International participants reassured the country that “they will continue to support the Afghan government, including the security forces, and maintain the achievements of the last two decades,” MoFA said.
At the meeting, Atmar spoke about the violation of the Taliban's commitments.
“The Taliban has escalated the violence despite the fact that the withdrawal of US troops from Afghanistan has begun,” Atmar said. “The Taliban has not fulfilled its commitment to cut ties with regional and international terrorist groups and has not participated in meaningful peace talks for months,” he said.
In the meantime, the UN envoy in Afghanistan Deborah Lyons in a briefing to the United Nations Security Council said the recent “intensive military campaign” by the Taliban will lead to continued violence in the country, and she reiterated that any attempt to install a government in Kabul by force will go against everyone’s interest.
Lyons said the Taliban’s intensive military campaign “will lead to increased and prolonged violence that would extend the suffering of the Afghan people and threaten to destroy much of what has been built and hard-won in the last two decades.”
She said that the Taliban’s recent advances are even more significant and are the result of an intensified military campaign.
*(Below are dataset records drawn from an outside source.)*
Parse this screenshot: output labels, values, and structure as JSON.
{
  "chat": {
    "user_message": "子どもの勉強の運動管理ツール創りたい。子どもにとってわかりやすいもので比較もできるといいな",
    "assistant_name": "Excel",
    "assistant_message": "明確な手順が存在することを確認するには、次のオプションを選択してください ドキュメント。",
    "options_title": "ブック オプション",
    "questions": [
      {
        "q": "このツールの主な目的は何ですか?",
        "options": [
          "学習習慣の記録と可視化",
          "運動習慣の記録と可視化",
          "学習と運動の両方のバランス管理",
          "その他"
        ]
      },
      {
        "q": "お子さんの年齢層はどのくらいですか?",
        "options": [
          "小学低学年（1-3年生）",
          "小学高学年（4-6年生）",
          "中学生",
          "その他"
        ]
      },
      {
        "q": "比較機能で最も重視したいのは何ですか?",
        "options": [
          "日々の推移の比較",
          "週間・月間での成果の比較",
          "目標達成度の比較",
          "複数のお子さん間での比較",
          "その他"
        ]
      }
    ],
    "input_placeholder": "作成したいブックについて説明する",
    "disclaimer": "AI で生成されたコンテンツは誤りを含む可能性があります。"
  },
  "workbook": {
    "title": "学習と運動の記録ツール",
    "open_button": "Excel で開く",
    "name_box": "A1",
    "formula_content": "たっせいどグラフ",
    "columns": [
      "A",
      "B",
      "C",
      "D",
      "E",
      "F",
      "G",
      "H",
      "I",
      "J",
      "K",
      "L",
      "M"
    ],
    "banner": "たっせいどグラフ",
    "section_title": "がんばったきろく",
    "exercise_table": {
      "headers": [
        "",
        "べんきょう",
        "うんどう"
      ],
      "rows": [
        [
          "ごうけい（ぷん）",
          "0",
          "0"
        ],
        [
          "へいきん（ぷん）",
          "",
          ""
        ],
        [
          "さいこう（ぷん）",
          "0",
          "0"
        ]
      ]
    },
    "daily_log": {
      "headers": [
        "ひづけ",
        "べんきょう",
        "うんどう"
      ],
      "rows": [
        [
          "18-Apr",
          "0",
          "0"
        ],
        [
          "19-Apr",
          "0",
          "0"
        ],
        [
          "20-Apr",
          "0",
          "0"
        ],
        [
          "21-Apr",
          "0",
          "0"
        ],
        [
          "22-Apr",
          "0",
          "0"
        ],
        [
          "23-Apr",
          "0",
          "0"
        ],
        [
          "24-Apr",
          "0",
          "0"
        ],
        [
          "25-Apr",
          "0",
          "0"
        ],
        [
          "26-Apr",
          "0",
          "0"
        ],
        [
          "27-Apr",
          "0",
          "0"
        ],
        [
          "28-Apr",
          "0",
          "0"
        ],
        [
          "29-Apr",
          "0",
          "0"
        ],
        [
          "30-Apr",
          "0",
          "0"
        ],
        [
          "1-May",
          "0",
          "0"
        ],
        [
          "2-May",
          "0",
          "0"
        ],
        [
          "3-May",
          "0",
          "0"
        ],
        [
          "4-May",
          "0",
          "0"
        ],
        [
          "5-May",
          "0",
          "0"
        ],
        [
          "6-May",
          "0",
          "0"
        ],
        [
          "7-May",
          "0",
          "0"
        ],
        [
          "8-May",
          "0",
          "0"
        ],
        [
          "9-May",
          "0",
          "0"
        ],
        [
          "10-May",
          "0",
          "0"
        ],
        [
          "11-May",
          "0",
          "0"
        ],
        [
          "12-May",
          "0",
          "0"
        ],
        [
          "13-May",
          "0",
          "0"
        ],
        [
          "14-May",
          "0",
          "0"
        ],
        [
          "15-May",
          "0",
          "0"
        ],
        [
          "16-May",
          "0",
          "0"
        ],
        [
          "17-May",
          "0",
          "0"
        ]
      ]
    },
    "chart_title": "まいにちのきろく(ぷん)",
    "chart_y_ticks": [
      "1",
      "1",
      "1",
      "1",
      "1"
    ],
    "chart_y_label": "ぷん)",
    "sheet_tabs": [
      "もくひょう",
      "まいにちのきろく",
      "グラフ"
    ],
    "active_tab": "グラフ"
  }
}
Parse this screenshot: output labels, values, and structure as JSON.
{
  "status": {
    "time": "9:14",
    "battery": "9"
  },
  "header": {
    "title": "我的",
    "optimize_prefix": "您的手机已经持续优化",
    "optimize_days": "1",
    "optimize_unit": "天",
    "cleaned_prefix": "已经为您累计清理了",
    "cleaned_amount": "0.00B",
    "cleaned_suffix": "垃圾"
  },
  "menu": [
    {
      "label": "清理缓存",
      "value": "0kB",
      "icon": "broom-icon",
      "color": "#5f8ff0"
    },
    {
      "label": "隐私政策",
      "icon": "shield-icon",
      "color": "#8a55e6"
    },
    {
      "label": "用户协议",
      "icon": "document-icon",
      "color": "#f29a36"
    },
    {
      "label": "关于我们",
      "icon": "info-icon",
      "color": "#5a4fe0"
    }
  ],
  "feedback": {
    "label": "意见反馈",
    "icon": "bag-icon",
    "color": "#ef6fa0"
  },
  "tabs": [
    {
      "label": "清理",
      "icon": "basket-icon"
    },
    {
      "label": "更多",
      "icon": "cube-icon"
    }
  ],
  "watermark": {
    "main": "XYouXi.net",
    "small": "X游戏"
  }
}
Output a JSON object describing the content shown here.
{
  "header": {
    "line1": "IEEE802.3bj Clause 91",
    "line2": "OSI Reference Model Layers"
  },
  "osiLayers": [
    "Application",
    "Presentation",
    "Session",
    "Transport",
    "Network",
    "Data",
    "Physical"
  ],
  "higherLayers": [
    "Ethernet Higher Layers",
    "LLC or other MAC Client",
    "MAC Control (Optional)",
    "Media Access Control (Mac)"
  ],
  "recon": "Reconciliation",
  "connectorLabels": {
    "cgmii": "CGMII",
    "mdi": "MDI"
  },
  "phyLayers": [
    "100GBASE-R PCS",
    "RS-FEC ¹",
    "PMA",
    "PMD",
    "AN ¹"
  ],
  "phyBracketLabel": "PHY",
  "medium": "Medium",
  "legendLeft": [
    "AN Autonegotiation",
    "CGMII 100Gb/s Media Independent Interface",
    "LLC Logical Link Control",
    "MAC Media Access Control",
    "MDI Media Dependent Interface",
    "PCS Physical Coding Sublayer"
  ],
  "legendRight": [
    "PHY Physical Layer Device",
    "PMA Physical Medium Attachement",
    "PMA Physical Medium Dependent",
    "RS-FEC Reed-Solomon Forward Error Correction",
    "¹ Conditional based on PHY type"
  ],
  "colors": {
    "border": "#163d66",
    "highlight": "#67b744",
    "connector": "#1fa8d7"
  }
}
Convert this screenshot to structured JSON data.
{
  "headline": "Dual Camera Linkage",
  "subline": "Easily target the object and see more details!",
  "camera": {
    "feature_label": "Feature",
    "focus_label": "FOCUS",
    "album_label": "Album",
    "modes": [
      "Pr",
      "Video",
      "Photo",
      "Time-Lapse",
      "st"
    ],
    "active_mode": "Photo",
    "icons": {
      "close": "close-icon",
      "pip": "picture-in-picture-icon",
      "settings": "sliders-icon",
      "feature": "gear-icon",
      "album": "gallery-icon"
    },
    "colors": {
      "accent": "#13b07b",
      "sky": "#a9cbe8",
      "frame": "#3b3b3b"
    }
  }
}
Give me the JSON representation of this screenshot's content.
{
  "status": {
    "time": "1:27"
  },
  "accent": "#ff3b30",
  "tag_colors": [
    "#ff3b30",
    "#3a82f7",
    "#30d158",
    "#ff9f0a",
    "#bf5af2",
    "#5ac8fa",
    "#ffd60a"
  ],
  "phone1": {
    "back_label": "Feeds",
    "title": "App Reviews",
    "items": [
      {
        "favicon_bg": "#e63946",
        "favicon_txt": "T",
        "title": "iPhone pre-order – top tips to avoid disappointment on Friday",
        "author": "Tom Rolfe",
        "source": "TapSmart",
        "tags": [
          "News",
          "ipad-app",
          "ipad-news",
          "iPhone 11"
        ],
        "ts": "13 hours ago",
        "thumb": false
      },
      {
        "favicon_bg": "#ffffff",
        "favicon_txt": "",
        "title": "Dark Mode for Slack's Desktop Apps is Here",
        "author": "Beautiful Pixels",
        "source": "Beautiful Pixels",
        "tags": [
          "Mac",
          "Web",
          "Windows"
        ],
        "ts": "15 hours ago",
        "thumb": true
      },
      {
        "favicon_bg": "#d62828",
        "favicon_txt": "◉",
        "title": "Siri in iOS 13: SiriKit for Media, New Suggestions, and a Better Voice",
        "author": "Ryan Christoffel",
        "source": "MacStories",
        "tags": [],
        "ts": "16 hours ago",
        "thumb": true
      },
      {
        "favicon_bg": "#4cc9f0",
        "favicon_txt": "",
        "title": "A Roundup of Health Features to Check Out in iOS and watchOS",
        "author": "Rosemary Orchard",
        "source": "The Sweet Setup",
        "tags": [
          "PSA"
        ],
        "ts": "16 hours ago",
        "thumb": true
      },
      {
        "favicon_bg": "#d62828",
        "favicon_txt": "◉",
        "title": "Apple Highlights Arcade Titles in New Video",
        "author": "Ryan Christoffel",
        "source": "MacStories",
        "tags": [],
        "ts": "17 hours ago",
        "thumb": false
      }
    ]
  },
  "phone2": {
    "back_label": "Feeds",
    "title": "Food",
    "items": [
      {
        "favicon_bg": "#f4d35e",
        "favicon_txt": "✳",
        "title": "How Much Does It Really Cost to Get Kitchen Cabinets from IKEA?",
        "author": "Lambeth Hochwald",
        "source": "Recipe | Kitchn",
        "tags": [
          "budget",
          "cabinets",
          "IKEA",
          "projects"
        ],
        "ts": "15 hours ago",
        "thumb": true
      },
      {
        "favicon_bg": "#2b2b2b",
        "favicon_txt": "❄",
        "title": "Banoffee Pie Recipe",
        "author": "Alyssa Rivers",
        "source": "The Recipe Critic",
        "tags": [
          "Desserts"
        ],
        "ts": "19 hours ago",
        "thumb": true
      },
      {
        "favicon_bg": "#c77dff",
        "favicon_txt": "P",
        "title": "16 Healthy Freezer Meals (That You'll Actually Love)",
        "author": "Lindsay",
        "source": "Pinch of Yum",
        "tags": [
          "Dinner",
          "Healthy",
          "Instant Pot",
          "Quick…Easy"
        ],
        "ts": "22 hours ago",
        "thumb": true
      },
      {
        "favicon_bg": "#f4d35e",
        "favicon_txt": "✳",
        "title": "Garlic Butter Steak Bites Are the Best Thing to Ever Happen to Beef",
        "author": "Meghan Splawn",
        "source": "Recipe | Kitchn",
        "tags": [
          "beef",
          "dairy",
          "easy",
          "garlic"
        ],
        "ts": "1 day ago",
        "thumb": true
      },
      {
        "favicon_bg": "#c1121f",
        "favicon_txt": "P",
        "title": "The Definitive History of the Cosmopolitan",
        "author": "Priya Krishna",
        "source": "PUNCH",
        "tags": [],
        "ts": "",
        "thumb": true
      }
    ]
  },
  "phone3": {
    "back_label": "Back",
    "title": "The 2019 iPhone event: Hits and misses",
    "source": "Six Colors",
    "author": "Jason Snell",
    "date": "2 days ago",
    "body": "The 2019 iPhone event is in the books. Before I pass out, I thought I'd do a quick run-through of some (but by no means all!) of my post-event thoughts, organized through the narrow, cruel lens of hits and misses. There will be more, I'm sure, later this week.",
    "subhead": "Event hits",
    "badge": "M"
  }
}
More than 50 of Afghanistan’s 370 districts have fallen since the beginning of May, she said.
Most districts that have been taken are adjacent to provincial capitals, suggesting that the Taliban are positioning themselves to try and take these capitals once foreign forces are fully withdrawn, she noted.
“This military campaign runs directly counter to recent statements by the head of the Taliban Political Commission that, and I quote, ‘We are committed to forging ahead with the other sides in an atmosphere of mutual respect (to) reach an agreement,’” she said.
For the Taliban to continue this intensive military campaign would be a tragic course of action, Lyons said.
“It should be emphatically clear that any efforts to install a militarily imposed government in Kabul would go against the will of the Afghan people, and against the stated positions of the regional countries and the broader international community,” she hinted.
This comes as sources said Tuesday that 13 districts have fallen to the Taliban in the last 24 hours while the government retook control of three districts in the same period.
The UN envoy said that they hoped to accelerate the stalled negotiations in Doha through a proposed conference in Turkey in April but the Taliban “never officially responded to the invitation.”
She said that given the enormous suffering, UNAMA stresses the importance of putting victims and their needs at the forefront of the peace negotiations.
“This must include specific protections for minorities. The ongoing, frequent attacks against the Hazara community in Kabul are a terrible reminder of how the overall conflict is being used to target certain groups,” she added.